The Other Half of Happiness is available from your favourite bookshop.

I was sent a copy by the publisher.

Sunday, 14 May 2017

April's Book Adventures

Talk about let the side down in April - I only managed to read three books but one of those was a doorstopper of a book so that counts as two - can we can agree on that so I can feel better about only reading three.

Well... I have a really great excuse! I've been distracted with painting my kitchen. I normally stick to neutral colours but this time I went for a eggshell blue and I don't want to blow my own trumpet too much but the kitchen feels fresher. At the moment I don't want to rip out the cupboards so I've cleaned them down and the kitchen doesn't look as dull as it used too. I did rip a hole in the lino so I need to find some time to replace it or even investigate what's underneath.

I did finish redrafting one of my chapters, and now I only have three left! Three! But this current one is a complete mess and if I'm honest, I need to start from scratch. So the end is in sight but it's complicated...

Right, so what three books did I read? Some great ones! Oh, you want more details... well, here you go!



Moon Over Soho - Ben Aaronovitch
This is the second installment of the Rivers of London series. DC Grant is still investigating strange occurrences in London's back streets. He finds himself tangled up with mystical creatures and going head to head with evil. This is a fun novel, and Ben Aaronovitch really is the next Neil Gaiman.

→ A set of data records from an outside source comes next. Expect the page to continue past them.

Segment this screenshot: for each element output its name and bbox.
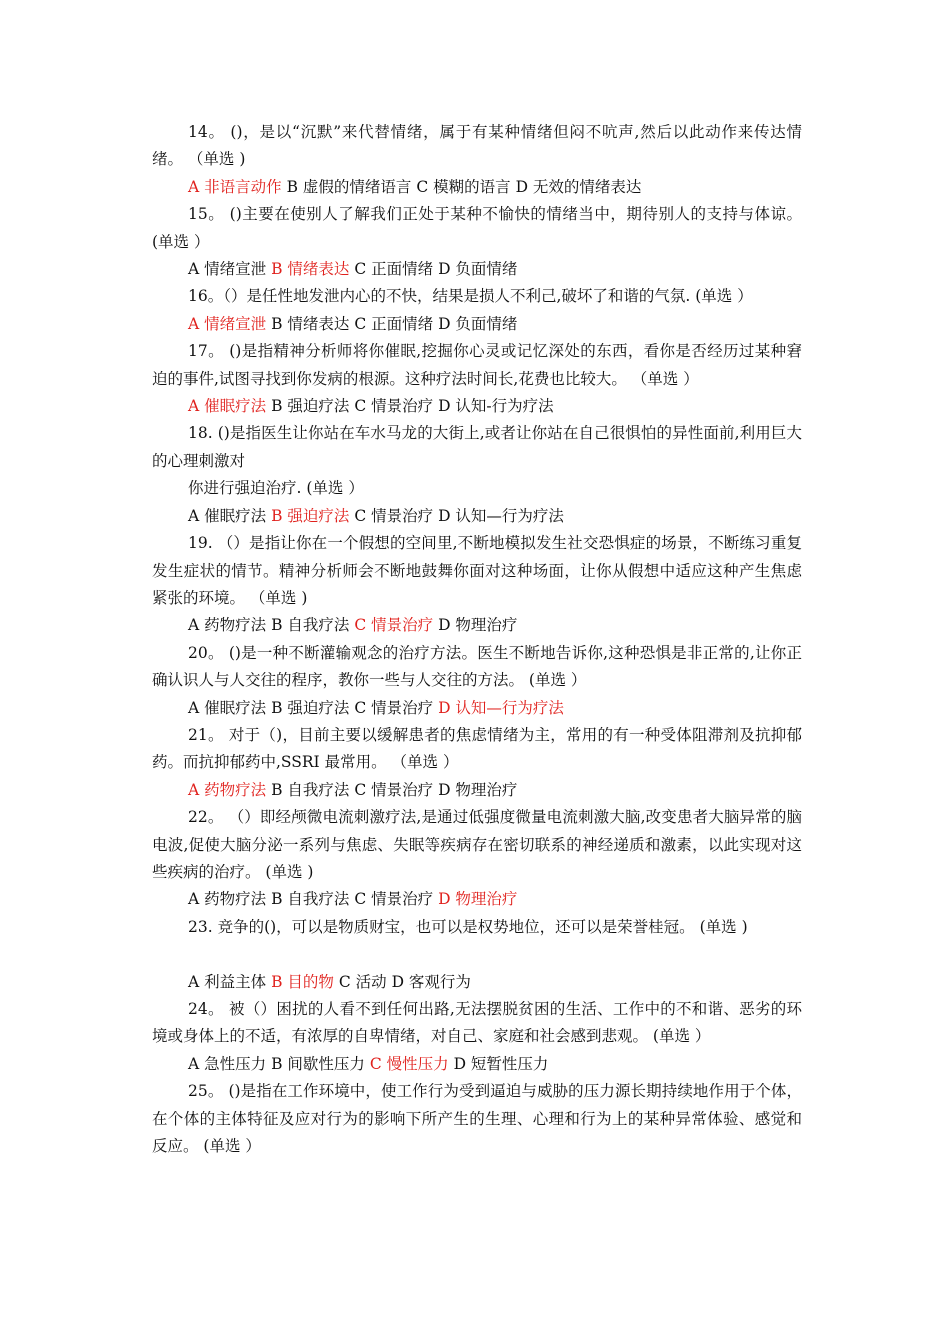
question-18: 18. ()是指医生让你站在车水马龙的大街上,或者让你站在自己很惧怕的异性面前,利用巨大的心理刺激对 (152, 424, 802, 470)
question-22: 22。 （）即经颅微电流刺激疗法,是通过低强度微量电流刺激大脑,改变患者大脑异常的脑电波,促使大脑分泌一系列与焦虑、失眠等疾病存在密切联系的神经递质和激素，以此实现对这些疾病的治疗。 (单选 ) (152, 808, 802, 881)
option-a: A 利益主体 (188, 972, 267, 991)
option-c: C 情景治疗 (354, 780, 434, 799)
option-d: D 物理治疗 (438, 616, 518, 635)
question-25: 25。 ()是指在工作环境中，使工作行为受到逼迫与威胁的压力源长期持续地作用于个体，在个体的主体特征及应对行为的影响下所产生的生理、心理和行为上的某种异常体验、感觉和反应。 (单选 ） (152, 1082, 802, 1156)
options-18 (152, 503, 802, 530)
option-a: A 情绪宣泄 (188, 260, 267, 279)
option-a: A 催眠疗法 (188, 698, 267, 717)
question-20: 20。 ()是一种不断灌输观念的治疗方法。医生不断地告诉你,这种恐惧是非正常的,让你正确认识人与人交往的程序，教你一些与人交往的方法。 (单选 ） (152, 643, 802, 690)
option-c: C 模糊的语言 (416, 177, 511, 196)
option-b: B 间歇性压力 (271, 1054, 365, 1073)
option-c: C 正面情绪 (354, 314, 434, 333)
option-b: B 自我疗法 (271, 780, 350, 799)
option-a: A 催眠疗法 (188, 397, 267, 416)
option-d: D 短暂性压力 (453, 1054, 549, 1073)
option-a: A 药物疗法 (188, 890, 267, 909)
question-19: 19. （）是指让你在一个假想的空间里,不断地模拟发生社交恐惧症的场景，不断练习重复发生症状的情节。精神分析师会不断地鼓舞你面对这种场面，让你从假想中适应这种产生焦虑紧张的环境。 （单选 ) (152, 534, 802, 607)
option-d: D 物理治疗 (438, 780, 518, 799)
question-23: 23. 竞争的()，可以是物质财宝，也可以是权势地位，还可以是荣誉桂冠。 (单选 ) (188, 917, 748, 936)
options-22 (152, 886, 802, 913)
options-17 (152, 393, 802, 420)
option-b: B 情绪表达 (271, 314, 350, 333)
option-a: A 非语言动作 (188, 177, 282, 196)
option-c: C 活动 (338, 972, 387, 991)
option-d: D 无效的情绪表达 (515, 177, 642, 196)
option-b: B 强迫疗法 (271, 397, 350, 416)
option-b: B 自我疗法 (271, 616, 350, 635)
option-d: D 负面情绪 (438, 260, 518, 279)
options-20 (152, 695, 802, 722)
option-b: B 强迫疗法 (271, 506, 350, 525)
option-b: B 情绪表达 (271, 260, 350, 279)
options-16 (152, 311, 802, 338)
option-d: D 物理治疗 (438, 890, 518, 909)
option-a: A 急性压力 (188, 1054, 267, 1073)
option-a: A 药物疗法 (188, 616, 267, 635)
option-b: B 目的物 (271, 972, 334, 991)
question-24: 24。 被（）困扰的人看不到任何出路,无法摆脱贫困的生活、工作中的不和谐、恶劣的环境或身体上的不适，有浓厚的自卑情绪，对自己、家庭和社会感到悲观。 (单选 ） (152, 999, 802, 1046)
option-c: C 情景治疗 (354, 698, 434, 717)
option-c: C 情景治疗 (354, 506, 434, 525)
option-c: C 正面情绪 (354, 260, 434, 279)
question-21: 21。 对于（)，目前主要以缓解患者的焦虑情绪为主，常用的有一种受体阻滞剂及抗抑郁药。而抗抑郁药中,SSRI 最常用。 （单选 ） (152, 725, 802, 772)
option-c: C 情景治疗 (354, 616, 434, 635)
option-c: C 情景治疗 (354, 890, 434, 909)
options-23 (152, 969, 802, 996)
options-14 (152, 174, 802, 201)
option-a: A 催眠疗法 (188, 506, 267, 525)
question-15: 15。 ()主要在使别人了解我们正处于某种不愉快的情绪当中，期待别人的支持与体谅。 (单选 ） (152, 205, 802, 251)
option-b: B 自我疗法 (271, 890, 350, 909)
option-d: D 负面情绪 (438, 314, 518, 333)
options-21 (152, 777, 802, 804)
option-d: D 认知-行为疗法 (438, 397, 554, 416)
blank-line (152, 941, 802, 968)
option-c: C 情景治疗 (354, 397, 434, 416)
question-18-continuation: 你进行强迫治疗. (单选 ） (188, 479, 364, 498)
option-d: D 认知—行为疗法 (438, 506, 564, 525)
option-b: B 虚假的情绪语言 (286, 177, 412, 196)
options-15 (152, 256, 802, 283)
question-14: 14。 ()，是以“沉默”来代替情绪，属于有某种情绪但闷不吭声,然后以此动作来传达情绪。 （单选 ) (152, 123, 802, 169)
question-16: 16。（）是任性地发泄内心的不快，结果是损人不利己,破坏了和谐的气氛. (单选 ） (188, 287, 753, 306)
options-24 (152, 1051, 802, 1078)
option-d: D 客观行为 (391, 972, 471, 991)
option-d: D 认知—行为疗法 (438, 698, 564, 717)
options-19 (152, 612, 802, 639)
option-b: B 强迫疗法 (271, 698, 350, 717)
question-17: 17。 ()是指精神分析师将你催眠,挖掘你心灵或记忆深处的东西，看你是否经历过某种窘迫的事件,试图寻找到你发病的根源。这种疗法时间长,花费也比较大。 （单选 ） (152, 342, 802, 388)
option-a: A 药物疗法 (188, 780, 267, 799)
option-c: C 慢性压力 (369, 1054, 449, 1073)
option-a: A 情绪宣泄 (188, 314, 267, 333)
question-list (152, 119, 802, 1160)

The Other Half of Happiness - Ayisha Malik
This is a hilarious book as Sofia Khan continues her journey for happiness. In the previous book Sofia fell in love with the guy next door much to the disappointment of her Muslim family. Here, we see her battle for a happy ever after. Sofia is the Muslim version of Bridget Jones. I'm hoping for a third installment! A fuller review will be on my blog soon.

The Truth About the Harry Quebert Affair - Joel Dicker
Sometimes you want a long, long read which pulls you into a complex story, and this book delivers this. This thriller follows Marcus as he tries to prove his old professor is innocent of murder as well struggle with writer's block and the demands of fame. There are so many twists and turns in this story, and the writing is sharp and addictive. I really liked the way writing is compared to boxing and it wasn't something I considered before (I thought boxing was punch, punch, punch and then the opponent falls over - don't roll your eyes - I know differently now - we all have wrong impressions about professions - how many of us think writers just write, write, write and then get published).

"Writing a book is like loving someone. It can be very painful."

"You should prepare for you writing as you prepare for a boxing match... In the days leading up to the fight, you should be training at only seventy per cent so the rage that explodes on the day of the match has been allowed to slowly simmer and rise within you."